African-American caregivers experience higher burdens from caregiving and spend more time caregiving on average than their white peers, with 57 percent of African-American caregivers meeting the standard of “high-burden” and averaged spending 30 hours per week caring for their loved one. That’s compared to 33 percent of white caregivers, who averaged 20 hours per week, according to the Alzheimer’s Association’s 2015 Alzheimer's Disease Facts and Figures.

African-American caregivers also tend to be younger (42.7 years old) than white caregivers (52.5 years old), according to the National Alliance for Caregiving and AARP’s 2015 Caregiving in the U.S. survey.

That survey also noted that more than half of African-American caregivers find themselves "sandwiched" between caring for an older person and a younger person under age 18, or caring for more than one older person and 66 percent of African-American caregivers are employed full or part-time. African-American caregivers (41%) are more likely to provide help with more than three Activities of Daily Living (ADLs) than white caregivers (28%).

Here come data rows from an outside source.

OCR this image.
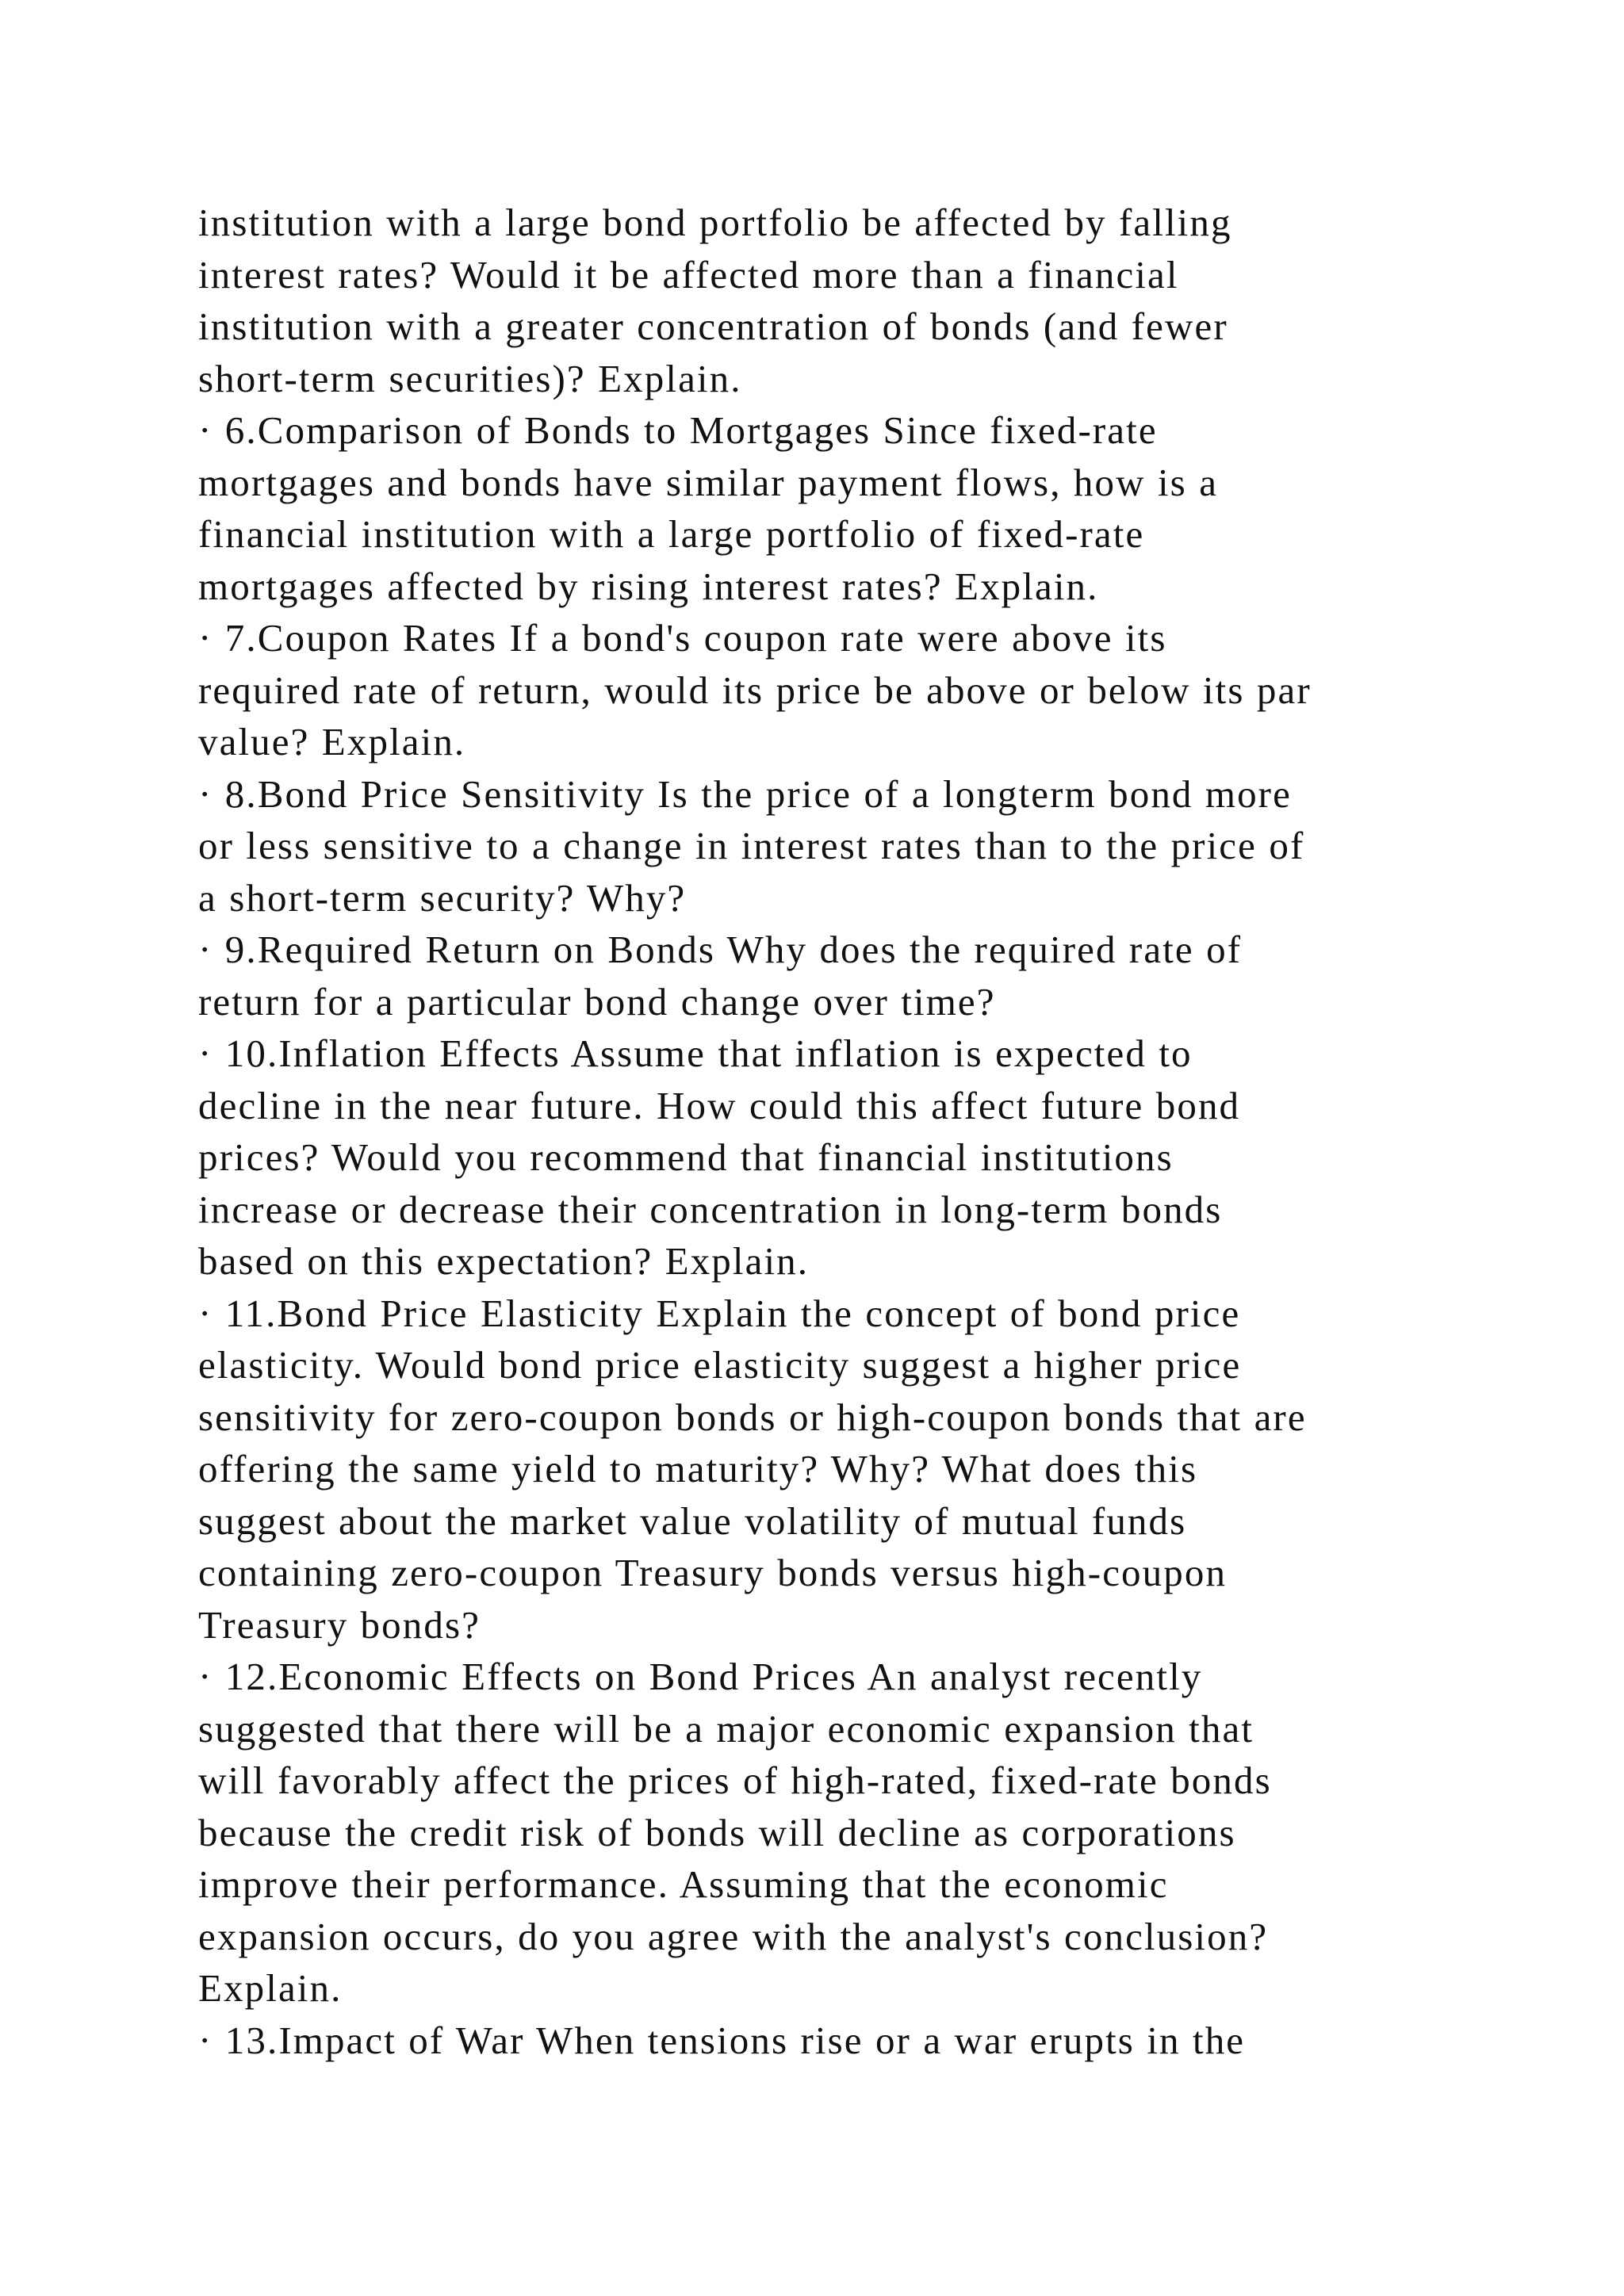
institution with a large bond portfolio be affected by falling
interest rates? Would it be affected more than a financial
institution with a greater concentration of bonds (and fewer
short-term securities)? Explain.
· 6.Comparison of Bonds to Mortgages Since fixed-rate
mortgages and bonds have similar payment flows, how is a
financial institution with a large portfolio of fixed-rate
mortgages affected by rising interest rates? Explain.
· 7.Coupon Rates If a bond's coupon rate were above its
required rate of return, would its price be above or below its par
value? Explain.
· 8.Bond Price Sensitivity Is the price of a longterm bond more
or less sensitive to a change in interest rates than to the price of
a short-term security? Why?
· 9.Required Return on Bonds Why does the required rate of
return for a particular bond change over time?
· 10.Inflation Effects Assume that inflation is expected to
decline in the near future. How could this affect future bond
prices? Would you recommend that financial institutions
increase or decrease their concentration in long-term bonds
based on this expectation? Explain.
· 11.Bond Price Elasticity Explain the concept of bond price
elasticity. Would bond price elasticity suggest a higher price
sensitivity for zero-coupon bonds or high-coupon bonds that are
offering the same yield to maturity? Why? What does this
suggest about the market value volatility of mutual funds
containing zero-coupon Treasury bonds versus high-coupon
Treasury bonds?
· 12.Economic Effects on Bond Prices An analyst recently
suggested that there will be a major economic expansion that
will favorably affect the prices of high-rated, fixed-rate bonds
because the credit risk of bonds will decline as corporations
improve their performance. Assuming that the economic
expansion occurs, do you agree with the analyst's conclusion?
Explain.
· 13.Impact of War When tensions rise or a war erupts in the
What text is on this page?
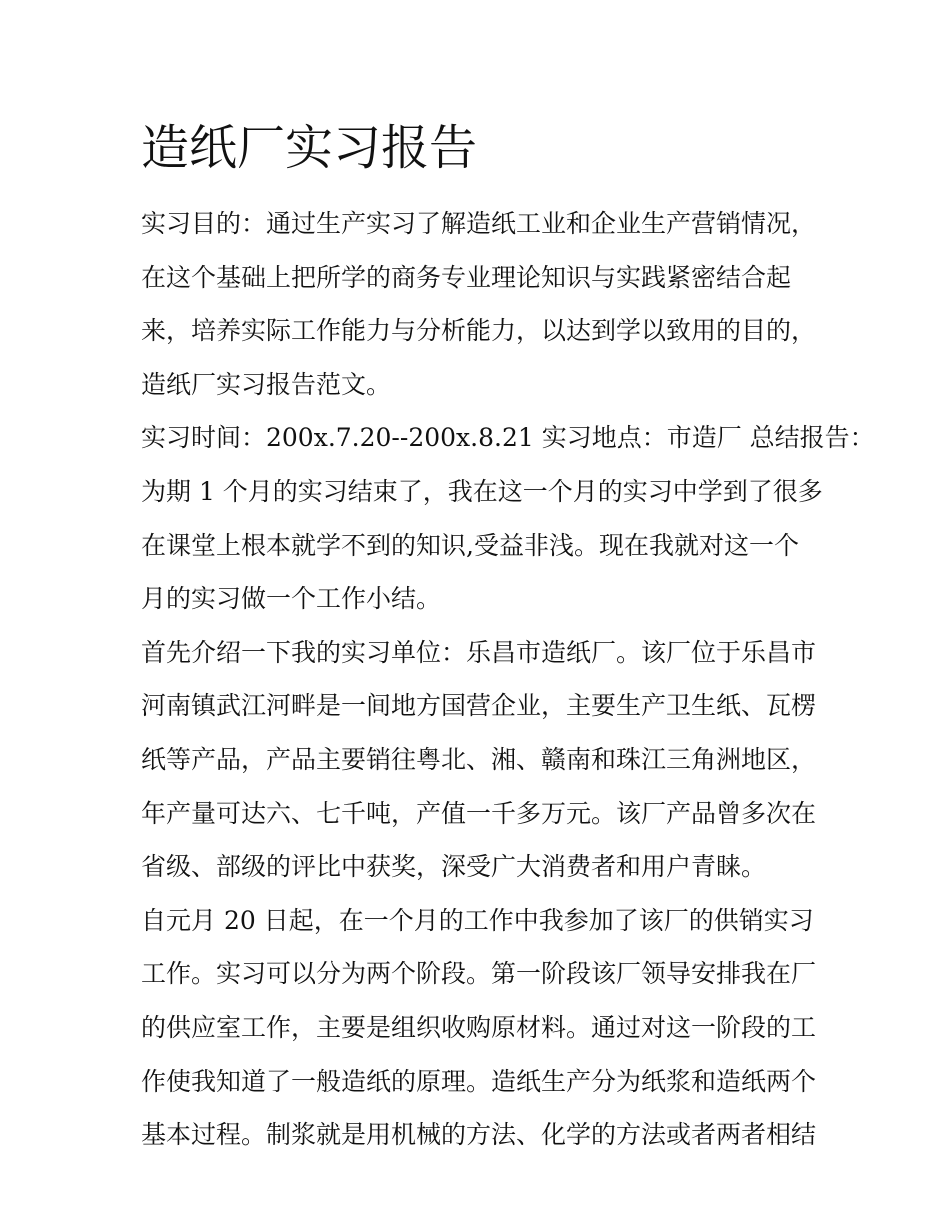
造纸厂实习报告
实习目的：通过生产实习了解造纸工业和企业生产营销情况，
在这个基础上把所学的商务专业理论知识与实践紧密结合起
来，培养实际工作能力与分析能力，以达到学以致用的目的，
造纸厂实习报告范文。
实习时间：200x.7.20--200x.8.21 实习地点：市造厂 总结报告：
为期 1 个月的实习结束了，我在这一个月的实习中学到了很多
在课堂上根本就学不到的知识,受益非浅。现在我就对这一个
月的实习做一个工作小结。
首先介绍一下我的实习单位：乐昌市造纸厂。该厂位于乐昌市
河南镇武江河畔是一间地方国营企业，主要生产卫生纸、瓦楞
纸等产品，产品主要销往粤北、湘、赣南和珠江三角洲地区，
年产量可达六、七千吨，产值一千多万元。该厂产品曾多次在
省级、部级的评比中获奖，深受广大消费者和用户青睐。
自元月 20 日起，在一个月的工作中我参加了该厂的供销实习
工作。实习可以分为两个阶段。第一阶段该厂领导安排我在厂
的供应室工作，主要是组织收购原材料。通过对这一阶段的工
作使我知道了一般造纸的原理。造纸生产分为纸浆和造纸两个
基本过程。制浆就是用机械的方法、化学的方法或者两者相结
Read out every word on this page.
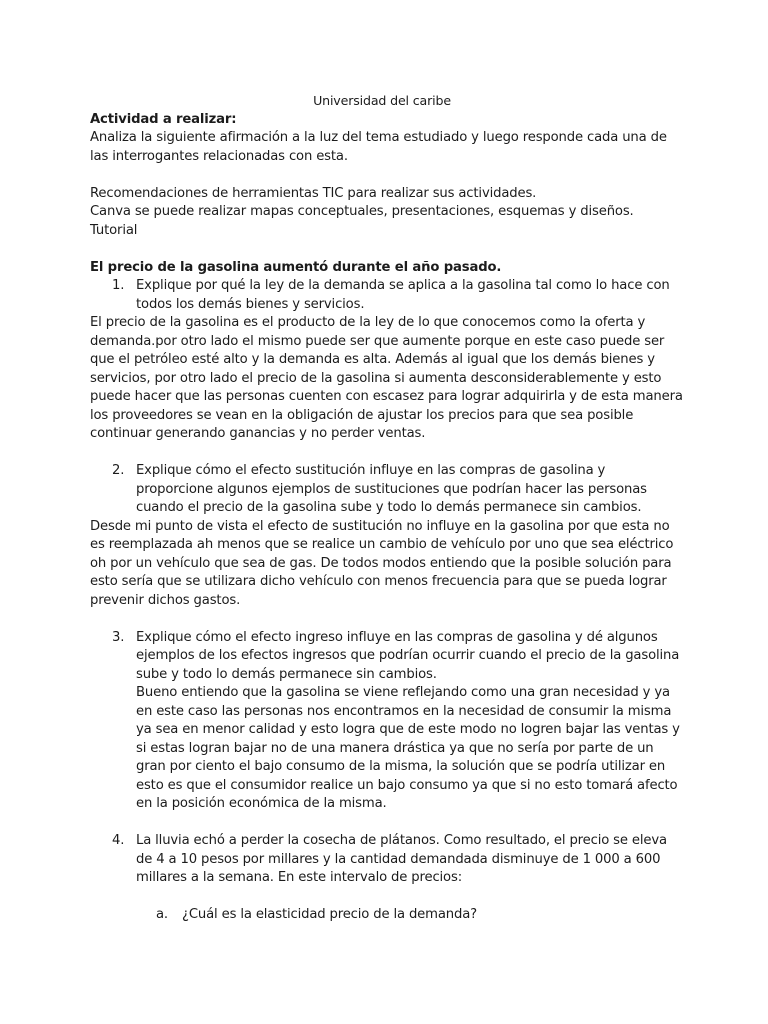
Universidad del caribe

Actividad a realizar:

Analiza la siguiente afirmación a la luz del tema estudiado y luego responde cada una de las interrogantes relacionadas con esta.

Recomendaciones de herramientas TIC para realizar sus actividades.

Canva se puede realizar mapas conceptuales, presentaciones, esquemas y diseños.

Tutorial

El precio de la gasolina aumentó durante el año pasado.

1. Explique por qué la ley de la demanda se aplica a la gasolina tal como lo hace con todos los demás bienes y servicios.

El precio de la gasolina es el producto de la ley de lo que conocemos como la oferta y demanda.por otro lado el mismo puede ser que aumente porque en este caso puede ser que el petróleo esté alto y la demanda es alta. Además al igual que los demás bienes y servicios, por otro lado el precio de la gasolina si aumenta desconsiderablemente y esto puede hacer que las personas cuenten con escasez para lograr adquirirla y de esta manera los proveedores se vean en la obligación de ajustar los precios para que sea posible continuar generando ganancias y no perder ventas.

2. Explique cómo el efecto sustitución influye en las compras de gasolina y proporcione algunos ejemplos de sustituciones que podrían hacer las personas cuando el precio de la gasolina sube y todo lo demás permanece sin cambios.

Desde mi punto de vista el efecto de sustitución no influye en la gasolina por que esta no es reemplazada ah menos que se realice un cambio de vehículo por uno que sea eléctrico oh por un vehículo que sea de gas. De todos modos entiendo que la posible solución para esto sería que se utilizara dicho vehículo con menos frecuencia para que se pueda lograr prevenir dichos gastos.

3. Explique cómo el efecto ingreso influye en las compras de gasolina y dé algunos ejemplos de los efectos ingresos que podrían ocurrir cuando el precio de la gasolina sube y todo lo demás permanece sin cambios.

Bueno entiendo que la gasolina se viene reflejando como una gran necesidad y ya en este caso las personas nos encontramos en la necesidad de consumir la misma ya sea en menor calidad y esto logra que de este modo no logren bajar las ventas y si estas logran bajar no de una manera drástica ya que no sería por parte de un gran por ciento el bajo consumo de la misma, la solución que se podría utilizar en esto es que el consumidor realice un bajo consumo ya que si no esto tomará afecto en la posición económica de la misma.

4. La lluvia echó a perder la cosecha de plátanos. Como resultado, el precio se eleva de 4 a 10 pesos por millares y la cantidad demandada disminuye de 1 000 a 600 millares a la semana. En este intervalo de precios:
a. ¿Cuál es la elasticidad precio de la demanda?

Additionally, African-American caregivers face unique challenges. According to a recent AARP study, while African-American caregivers spend similar amounts as white caregivers, their financial burden is higher due to lower average household incomes. African-American caregivers devote more than 34 percent of their annual income to expenses associated with providing care, compared with 14 percent for white caregivers. The majority of African-American caregivers provide all or most of the care themselves, without the assistance of paid help.

African-Americans are also more likely to be in need of care as they age. “Serving African American Families: Home and Community Based Services for People with Dementia and their Caregivers,” a recent policy paper by the Alzheimer’s Association and funded by the U.S. Administration on Aging, noted:

“Alzheimer’s disease has been identified as an emerging public health crisis among African-American communities. This silent epidemic of Alzheimer’s has slowly invaded the African American community and will continue to grow as numbers of African American baby boomers enter the age of risk.

“The disease is more prevalent among African Americans than among Caucasians – with estimates ranging from 14 percent to almost 100 percent higher. The number of African Americans at risk for Alzheimer at age 65 or older is expected to more than double to 6.9 million by 2030.

“African Americans experience higher rates of high blood pressure, high cholesterol, and diabetes, which place them at greater risk of developing dementia.

“More African Americans than Caucasians care for relatives with dementia, and they are less likely to ask for support. Caring for a loved one is considered a responsibility and not a burden. Therefore, the impact may be greater for this population.”